Today we continue the tradition of a service of Lessons and Carols for Advent or Christmas. Since our beginnings, humans have combined music and song with sacred words and later readings to create the ritual flow for worship. The communal act of creating a rhythm of sacred text and music is deeply woven into the human sense of public ritual. And the service of Lessons and Carols draws deeply from this ancient human ritual rhythm.
The first Christian services to be shaped around the alternation of text and song were not associated with Christmas. Christmas is itself a new addition to the Christian calendar. The late medieval tradition of Tennebrae worship for Good Friday is probably the earliest Christian worship based on a series of readings and music. On Good Friday, a reading from the passion of Christ would be followed by a hymn, as a candle would be extinguished. Often these ancient Good Friday services would involve the growing darkness as seven candles were extinguished, with the same number of readings and songs. In the final darkness, there would sometimes be a loud slamming noise to symbolize the closing of the door of the tomb.
There is some evidence that the Christmas tradition of Lessons and Carols is patterned after the Tenebrae, as the season of Christmas and Epiphany involved the theme of now growing light.
But in the mid 19th Century, in England, Christmas had gotten out of hand. Christmas often does for various reasons. But in England it had then become a time of high revelry which had devolved into drunken violence as mobs grew more and more destructive. Think about our experience here in Madison with Halloween, and you will get the idea. An Anglican pastor, Edward Benson, decided to drop the traditional Church of England Eucharist on Christmas Eve (a rather stuffy service that no one was interested in attending), and replace it with what was then a contemporary worship format: a series of readings interspersed within popular music: the Christmas carols we now know as traditional.
Although there was some success with this as the eighteen century came to a close, the service of Lessons and Carols became fixed in the hearts of English people during World War I. In the dark days of the war, Eric Milner-White’s service at Kings College became a fixture of Christmas, using English Christmas carols and readings from the Hebrew Scripture which implied the prediction of Jesus as the Messiah who fulfills the intention of God.
Lessons and Carols has become ingrained in the English celebration of Christmas. And with the adoption of the many Victorian Christmas traditions such as Christmas trees, mistletoe, Santa Claus, caroling, gift giving, holly and ivy; this service has become part of our Christmas worship experience in America.
But we are Americans. And we are Lutheran. So there have been some adaptations. For us, the service form is not just for Christmas Eve. It can be anytime in Advent. These days in Lutheran worship, we are moving away from the word “lessons” to the word “readings.” Lutheran worship is more of a public celebration and declaration of God’s presence rather than something to be learned as in school. And our form does not used prescribed readings, but uses different readings for the Advent season and our different context.

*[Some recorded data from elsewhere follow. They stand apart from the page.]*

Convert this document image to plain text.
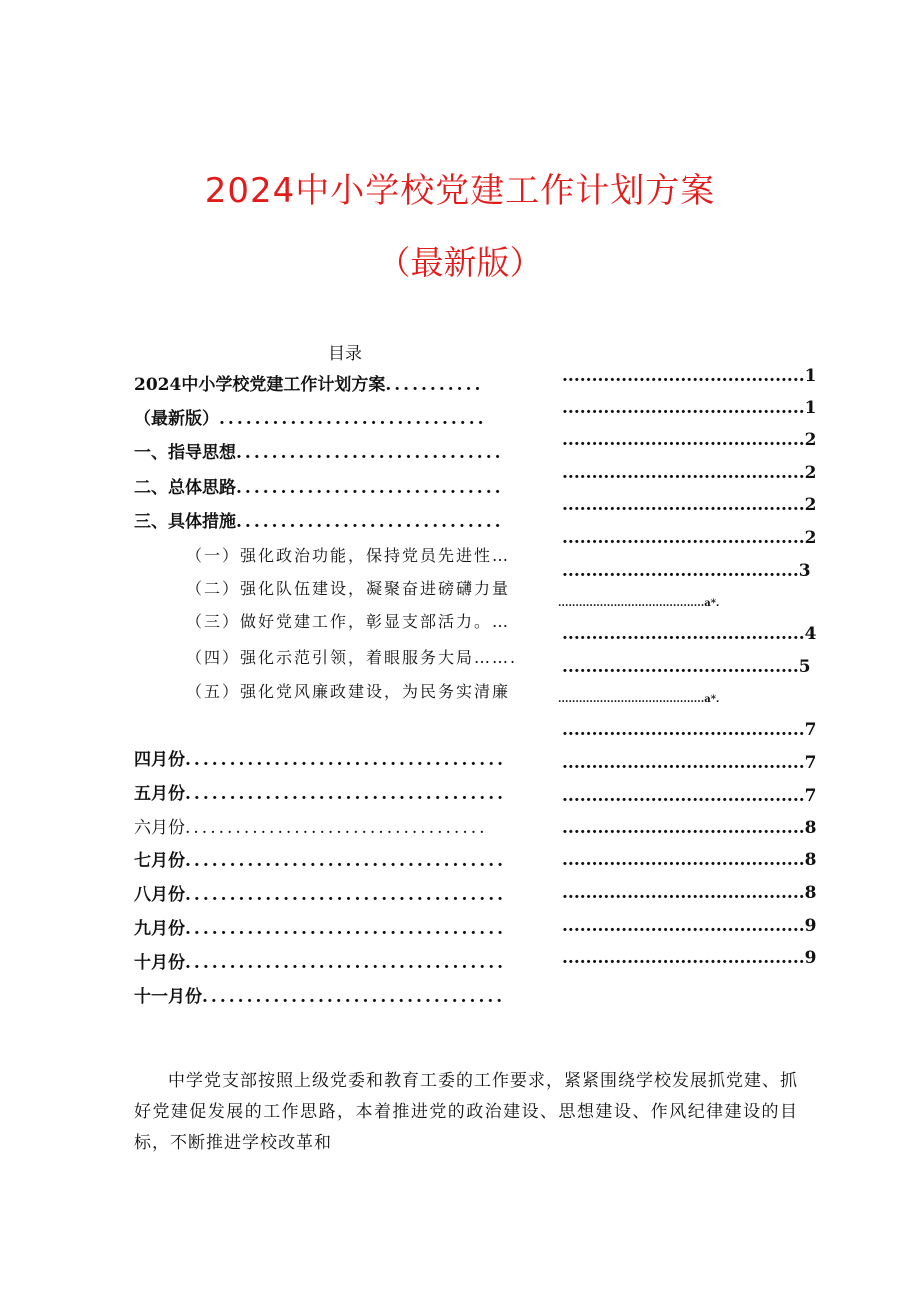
2024中小学校党建工作计划方案
（最新版）
目录
2024中小学校党建工作计划方案...........
（最新版）..............................
一、指导思想..............................
二、总体思路..............................
三、具体措施..............................
（一）强化政治功能，保持党员先进性…
（二）强化队伍建设，凝聚奋进磅礴力量
（三）做好党建工作，彰显支部活力。…
（四）强化示范引领，着眼服务大局…….
（五）强化党风廉政建设，为民务实清廉
四月份....................................
五月份....................................
六月份....................................
七月份....................................
八月份....................................
九月份....................................
十月份....................................
十一月份..................................
.........................................1
.........................................1
.........................................2
.........................................2
.........................................2
.........................................2
........................................3
..........................................a*.
.........................................4
........................................5
..........................................a*.
.........................................7
.........................................7
.........................................7
.........................................8
.........................................8
.........................................8
.........................................9
.........................................9

中学党支部按照上级党委和教育工委的工作要求，紧紧围绕学校发展抓党建、抓好党建促发展的工作思路，本着推进党的政治建设、思想建设、作风纪律建设的目标，不断推进学校改革和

To be honest, some of the original readings from the Hebrew Scriptures were probably misinterpreted and thus misused. The Hebrew prophets were never talking about a baby Jesus. And to insert Jesus into the material denigrates the suffering and longing of these ancient people and ,well, to miss the prophetic point.
Today as we turn to the longing of the prophets, we are reminded by the Hebrew readings that suffering and longing are things we humans have felt since our beginning, something that is profoundly expressed in the life death and resurrection of Jesus, something that we still feel today, and something that always has been very close to the heart of God. To that end our readings and carols maintain the pattern, but this service today has a distinctive feel.
Finally, for us, the Eucharist is the Lord’s Supper and is always appropriate when we gather for worship. So today we share this fitting feast as we prepare to our hearts for Christmas.
So welcome to this service which involves so much music, prepared by our musicians and Kristie Halverson our director of music.